The moon had risen over the prairie and shot the hummocks with shadow. A small creature was moving at the edge of the lawn, and in the house, she could hear the others sleeping, their movements and breath. She was alert, as she hadn’t been in years. She turned on the light over the stove and looked at it in horror: it was caked with old meals, stinking of grease. She would begin now, she thought, and found a cleaner under the sink, a mismatched pair of rubber gloves, some steel wool. She began inch by inch and worked as quietly as she could. She avoided the windows, sensing that if she looked out, she would see Eugene’s hungry spirits massing up from the prairie, the Crackers with their whips, the malarial conquistadores on their little ponies. Or Jane’s children, their faces pressed to the glass.
By morning, the stove shone, the refrigerator was clean and the rotten food tossed, the dishes in the sink scoured and the sink again its natural stainless-steel color. She had
reordered the cabinets, cleaning them of mouse droppings and dead cockroaches.

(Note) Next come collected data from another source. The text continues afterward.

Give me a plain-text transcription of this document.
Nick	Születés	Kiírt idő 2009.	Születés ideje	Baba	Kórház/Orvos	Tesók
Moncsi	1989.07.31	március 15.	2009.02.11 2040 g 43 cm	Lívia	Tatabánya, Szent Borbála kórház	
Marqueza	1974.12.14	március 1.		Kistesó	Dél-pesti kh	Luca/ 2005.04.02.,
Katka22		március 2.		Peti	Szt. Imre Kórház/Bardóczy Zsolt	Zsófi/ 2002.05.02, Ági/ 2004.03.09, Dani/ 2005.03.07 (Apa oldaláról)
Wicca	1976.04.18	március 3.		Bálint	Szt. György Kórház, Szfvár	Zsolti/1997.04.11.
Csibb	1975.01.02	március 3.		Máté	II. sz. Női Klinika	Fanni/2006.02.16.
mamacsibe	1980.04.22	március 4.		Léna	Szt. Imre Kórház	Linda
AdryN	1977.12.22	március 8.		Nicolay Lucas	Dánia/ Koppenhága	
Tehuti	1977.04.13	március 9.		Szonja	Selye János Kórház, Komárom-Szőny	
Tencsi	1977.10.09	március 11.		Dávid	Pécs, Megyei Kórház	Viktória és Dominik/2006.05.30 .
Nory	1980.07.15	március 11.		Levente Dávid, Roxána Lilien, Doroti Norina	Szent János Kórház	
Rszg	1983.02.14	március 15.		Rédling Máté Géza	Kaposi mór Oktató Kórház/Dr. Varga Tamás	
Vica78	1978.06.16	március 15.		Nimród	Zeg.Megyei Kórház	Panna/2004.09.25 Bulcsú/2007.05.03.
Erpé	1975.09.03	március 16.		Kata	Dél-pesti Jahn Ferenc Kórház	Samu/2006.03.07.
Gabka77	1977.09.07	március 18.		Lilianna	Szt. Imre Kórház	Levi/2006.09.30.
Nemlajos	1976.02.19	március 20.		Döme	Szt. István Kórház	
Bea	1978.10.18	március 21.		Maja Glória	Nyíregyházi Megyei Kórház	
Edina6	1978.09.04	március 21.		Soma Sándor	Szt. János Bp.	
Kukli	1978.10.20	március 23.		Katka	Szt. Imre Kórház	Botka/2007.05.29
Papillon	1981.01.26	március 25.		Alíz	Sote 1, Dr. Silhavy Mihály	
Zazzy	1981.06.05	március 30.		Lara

Her body felt vague with fatigue, but the clarity in her head remained. When she turned around, the man from the dumpster was sitting at the table watching her. Wowzers, he said. Can’t remember the last time somebody made this kitchen so shiny.
I still have a lot to do, she said, and he said, Sit down a minute and talk.

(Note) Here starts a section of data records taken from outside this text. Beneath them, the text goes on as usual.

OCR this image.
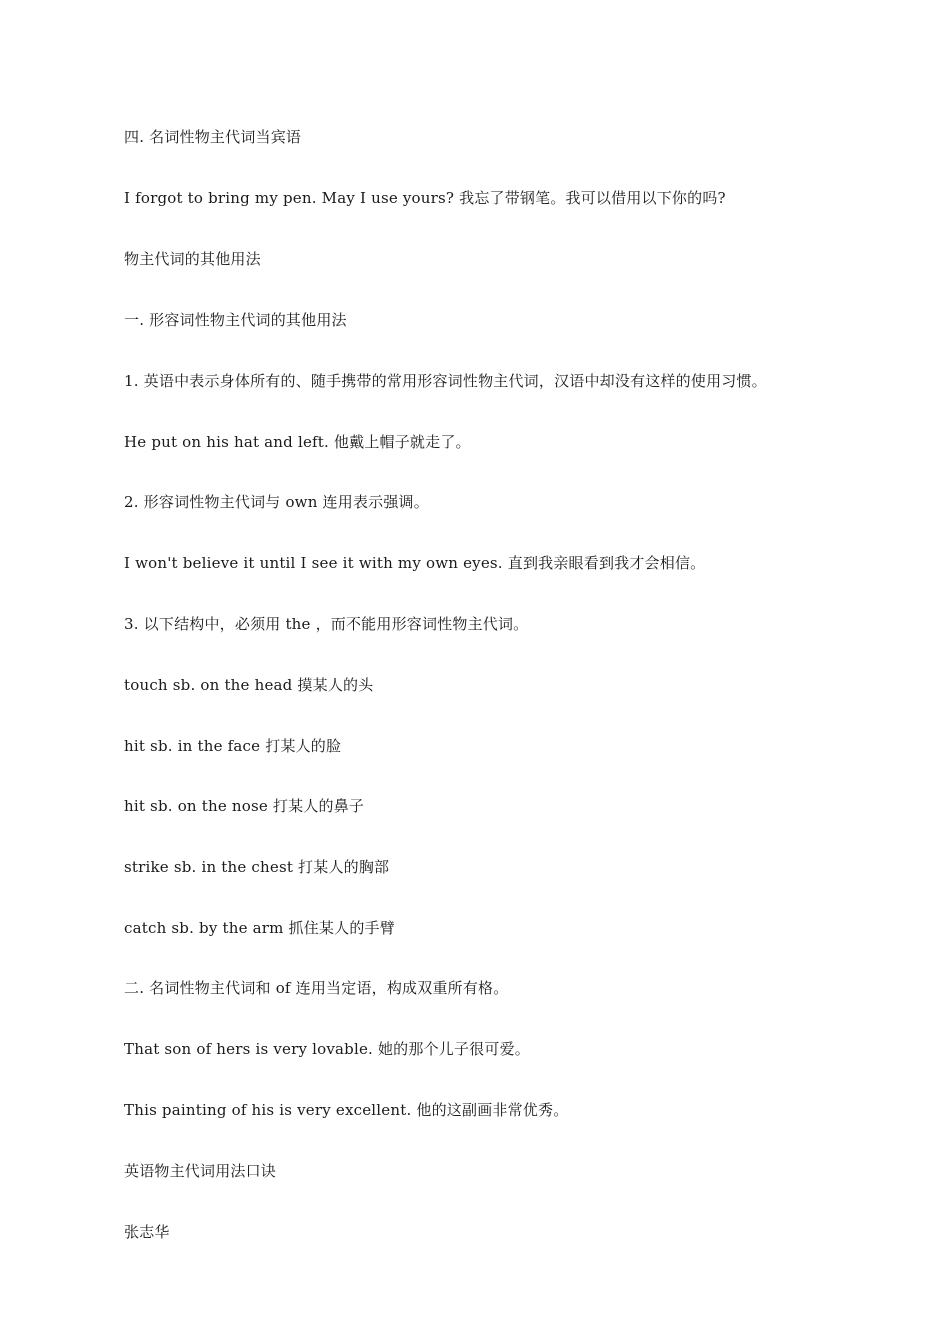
四. 名词性物主代词当宾语

I forgot to bring my pen. May I use yours? 我忘了带钢笔。我可以借用以下你的吗?

物主代词的其他用法

一. 形容词性物主代词的其他用法

1. 英语中表示身体所有的、随手携带的常用形容词性物主代词，汉语中却没有这样的使用习惯。

He put on his hat and left. 他戴上帽子就走了。

2. 形容词性物主代词与 own 连用表示强调。

I won't believe it until I see it with my own eyes. 直到我亲眼看到我才会相信。

3. 以下结构中，必须用 the ，而不能用形容词性物主代词。

touch sb. on the head 摸某人的头

hit sb. in the face 打某人的脸

hit sb. on the nose 打某人的鼻子

strike sb. in the chest 打某人的胸部

catch sb. by the arm 抓住某人的手臂

二. 名词性物主代词和 of 连用当定语，构成双重所有格。

That son of hers is very lovable. 她的那个儿子很可爱。

This painting of his is very excellent. 他的这副画非常优秀。

英语物主代词用法口诀

张志华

He told her the rules: No fighting, no drugs, sleep where you find a place. People were in and out all the time and nobody knew everyone, so if she had valuables, she’d need to keep them close.
I have nothing, she said, and he said, All the better. Everyone pulls their weight, doing things around the house or in the barn, where they had a business reselling discarded items on the Internet, which paid for the water and electric and some of the food they didn’t just salvage. They tried to live without money as much as possible and did pretty well.
He stopped and grinned at her.
That’s it? she said. Even in the tent city there had been more implicit rules.
Yup, he said. It’s heaven.
She thought for a minute and said, Or hell.
Same difference, he said, and poured her a coffee.
* * *
—
The party had grown organically, as things did in the Prairie House. Now there were skinny-dippers, splashes of surprising white in the sinkhole, and a keg circled by Christmas lights strung up on an oak tree. She turned from the bonfire where she was standing, the silhouettes of dancing bodies still in her eyes.